Continued good health to you. Be well.
It is never fun to be a medical mystery.I like you was swallowing a capsule full of tiny circles and getting the first of many X-ray this morning. Next Monday it all culminates in my second Colonoscopy in a week and half. Ugh! I understand the frustration and the solitude.
My dearest friend had Lymphoma and is now 6 years cancer free. I add this in case you’re accurate with your diagnosis.
And finally I will say don’t put up your walls. Even I know it is easier. But it is only by letting ourselves be loved that we can find our way towards healing. Or at least this is the lesson I seem to be learning. That it is okay to need others, to be vulnerable. That I am not a burden. And to ask for help and support is simply reflections of love. I am wishing you well.
Thank you. You speak well and I will listen.
I couldn’t click “like”…but I wanted to let you know that I was here, that I read your words, I am a fly in your room, and am rooting for you. Randy
I tip my hat to you.
Boy with the Hat, you must live for many years to bring the world your words. This is my decree. You are not alone. I send my prayer straight to the lump- may it decrease and wither.

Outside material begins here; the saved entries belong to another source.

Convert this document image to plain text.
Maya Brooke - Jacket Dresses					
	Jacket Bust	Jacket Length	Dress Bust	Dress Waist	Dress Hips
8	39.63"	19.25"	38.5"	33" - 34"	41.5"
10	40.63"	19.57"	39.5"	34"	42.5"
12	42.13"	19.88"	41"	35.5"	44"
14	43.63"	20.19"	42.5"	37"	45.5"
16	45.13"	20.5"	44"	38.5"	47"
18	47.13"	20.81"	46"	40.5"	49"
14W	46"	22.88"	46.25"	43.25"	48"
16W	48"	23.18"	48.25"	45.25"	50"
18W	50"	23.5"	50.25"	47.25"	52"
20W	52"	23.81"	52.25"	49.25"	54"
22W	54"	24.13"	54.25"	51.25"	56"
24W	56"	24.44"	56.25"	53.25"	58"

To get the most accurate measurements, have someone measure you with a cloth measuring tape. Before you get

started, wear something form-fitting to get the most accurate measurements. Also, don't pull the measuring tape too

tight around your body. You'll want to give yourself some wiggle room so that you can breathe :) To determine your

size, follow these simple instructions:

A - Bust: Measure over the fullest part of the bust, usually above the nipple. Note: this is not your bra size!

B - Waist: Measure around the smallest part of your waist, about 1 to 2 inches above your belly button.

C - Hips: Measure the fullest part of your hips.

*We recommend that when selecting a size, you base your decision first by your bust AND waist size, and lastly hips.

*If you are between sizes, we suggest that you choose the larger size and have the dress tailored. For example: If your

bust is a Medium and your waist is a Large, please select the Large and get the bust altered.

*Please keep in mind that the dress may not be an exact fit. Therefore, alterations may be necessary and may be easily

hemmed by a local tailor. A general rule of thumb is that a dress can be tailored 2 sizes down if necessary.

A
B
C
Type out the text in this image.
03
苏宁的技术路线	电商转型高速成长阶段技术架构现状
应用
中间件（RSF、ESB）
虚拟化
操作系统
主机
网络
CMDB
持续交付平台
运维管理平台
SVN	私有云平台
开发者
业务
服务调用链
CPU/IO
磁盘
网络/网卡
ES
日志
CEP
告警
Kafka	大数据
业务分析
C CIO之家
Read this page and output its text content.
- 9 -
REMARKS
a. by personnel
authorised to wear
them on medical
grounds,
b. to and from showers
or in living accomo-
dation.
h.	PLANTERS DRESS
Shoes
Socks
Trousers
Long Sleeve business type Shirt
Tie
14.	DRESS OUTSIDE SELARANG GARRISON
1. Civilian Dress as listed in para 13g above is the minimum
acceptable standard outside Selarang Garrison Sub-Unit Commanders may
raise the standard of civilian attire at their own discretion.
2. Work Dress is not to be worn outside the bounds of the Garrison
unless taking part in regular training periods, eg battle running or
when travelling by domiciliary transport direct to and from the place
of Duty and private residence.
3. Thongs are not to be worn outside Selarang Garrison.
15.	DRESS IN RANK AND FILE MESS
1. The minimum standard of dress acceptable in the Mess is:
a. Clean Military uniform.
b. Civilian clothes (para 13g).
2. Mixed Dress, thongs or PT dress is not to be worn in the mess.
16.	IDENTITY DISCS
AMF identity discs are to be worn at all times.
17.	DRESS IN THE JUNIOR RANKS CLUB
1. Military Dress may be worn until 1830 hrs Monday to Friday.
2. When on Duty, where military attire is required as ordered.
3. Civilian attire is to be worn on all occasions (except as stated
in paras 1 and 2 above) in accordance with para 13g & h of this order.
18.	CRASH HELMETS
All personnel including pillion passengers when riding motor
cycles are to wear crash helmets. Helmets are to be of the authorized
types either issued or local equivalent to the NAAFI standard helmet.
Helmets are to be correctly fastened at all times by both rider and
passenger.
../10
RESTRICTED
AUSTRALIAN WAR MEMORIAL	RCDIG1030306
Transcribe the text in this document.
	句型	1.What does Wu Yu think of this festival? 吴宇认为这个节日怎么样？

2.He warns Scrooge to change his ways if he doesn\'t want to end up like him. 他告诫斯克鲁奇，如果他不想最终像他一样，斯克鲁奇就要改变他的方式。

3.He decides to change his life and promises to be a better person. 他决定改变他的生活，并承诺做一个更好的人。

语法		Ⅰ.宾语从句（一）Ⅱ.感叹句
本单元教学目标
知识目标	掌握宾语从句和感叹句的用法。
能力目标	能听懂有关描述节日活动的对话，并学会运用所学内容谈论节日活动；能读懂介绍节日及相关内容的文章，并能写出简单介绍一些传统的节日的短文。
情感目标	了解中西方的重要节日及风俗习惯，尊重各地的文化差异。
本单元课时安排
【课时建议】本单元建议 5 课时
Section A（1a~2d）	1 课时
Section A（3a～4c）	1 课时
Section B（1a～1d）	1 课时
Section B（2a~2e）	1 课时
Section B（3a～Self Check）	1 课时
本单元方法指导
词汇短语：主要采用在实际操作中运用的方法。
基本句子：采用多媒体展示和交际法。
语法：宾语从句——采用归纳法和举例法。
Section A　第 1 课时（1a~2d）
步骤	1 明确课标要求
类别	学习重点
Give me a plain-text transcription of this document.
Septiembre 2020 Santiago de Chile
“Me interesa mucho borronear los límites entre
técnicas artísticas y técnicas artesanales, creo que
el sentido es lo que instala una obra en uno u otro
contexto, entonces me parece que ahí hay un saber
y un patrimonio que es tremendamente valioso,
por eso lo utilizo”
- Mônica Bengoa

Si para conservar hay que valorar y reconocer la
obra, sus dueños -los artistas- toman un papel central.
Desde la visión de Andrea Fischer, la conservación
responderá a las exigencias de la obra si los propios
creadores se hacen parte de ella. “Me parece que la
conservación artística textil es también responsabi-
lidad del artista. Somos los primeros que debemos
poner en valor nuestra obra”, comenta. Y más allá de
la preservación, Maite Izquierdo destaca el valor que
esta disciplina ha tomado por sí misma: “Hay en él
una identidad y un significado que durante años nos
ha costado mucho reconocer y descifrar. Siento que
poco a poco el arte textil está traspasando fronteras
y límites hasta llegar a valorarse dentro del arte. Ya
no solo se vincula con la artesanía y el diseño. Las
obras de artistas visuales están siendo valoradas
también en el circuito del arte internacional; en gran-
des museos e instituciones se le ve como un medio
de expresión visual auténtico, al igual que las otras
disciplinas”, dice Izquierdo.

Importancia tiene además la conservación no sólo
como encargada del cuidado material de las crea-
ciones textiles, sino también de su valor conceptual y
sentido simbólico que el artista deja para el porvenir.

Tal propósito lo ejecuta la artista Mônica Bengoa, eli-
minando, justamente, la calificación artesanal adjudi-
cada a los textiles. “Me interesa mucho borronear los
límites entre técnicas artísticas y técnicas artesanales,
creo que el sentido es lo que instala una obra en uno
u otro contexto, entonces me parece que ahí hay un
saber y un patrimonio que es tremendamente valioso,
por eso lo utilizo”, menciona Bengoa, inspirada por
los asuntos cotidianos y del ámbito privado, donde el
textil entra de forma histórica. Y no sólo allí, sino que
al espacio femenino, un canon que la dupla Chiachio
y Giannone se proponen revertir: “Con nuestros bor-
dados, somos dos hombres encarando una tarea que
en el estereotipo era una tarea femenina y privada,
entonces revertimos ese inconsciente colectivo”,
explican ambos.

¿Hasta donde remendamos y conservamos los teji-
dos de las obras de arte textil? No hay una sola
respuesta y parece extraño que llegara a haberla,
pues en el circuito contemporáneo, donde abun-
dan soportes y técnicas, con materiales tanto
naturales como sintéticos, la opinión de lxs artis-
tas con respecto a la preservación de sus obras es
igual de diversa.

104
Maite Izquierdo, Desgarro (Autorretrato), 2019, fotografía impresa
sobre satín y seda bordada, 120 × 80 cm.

I am saddened by your reasons of being alone. I’ve never visited before, so I must dig deeper in your blog. You forgot to add less joy when listing about being alone. You are not alone – you are connected via blogging and the internet, My hope for you is wellness and healing and happiness. 🙂
I’m not sure at all what is a kind and supportive thing to say in the face of lymph nodes behaving badly, but I mean well. ❤
Thanks. ☺
Here’s hoping the worst of your fears are never realised and that you live on, healthy and happy; regaling us readers with your wit, charm and wisdom.
For such a serious topic, I strangely finished reading this post smiling.
Hey boy with a hat.. what happened with his? I hope everything is ok, you must continue writing and sharing us your words.
I’m still visiting doctors. Tomorrow too. They are not at all concerned, but I still expect the worst.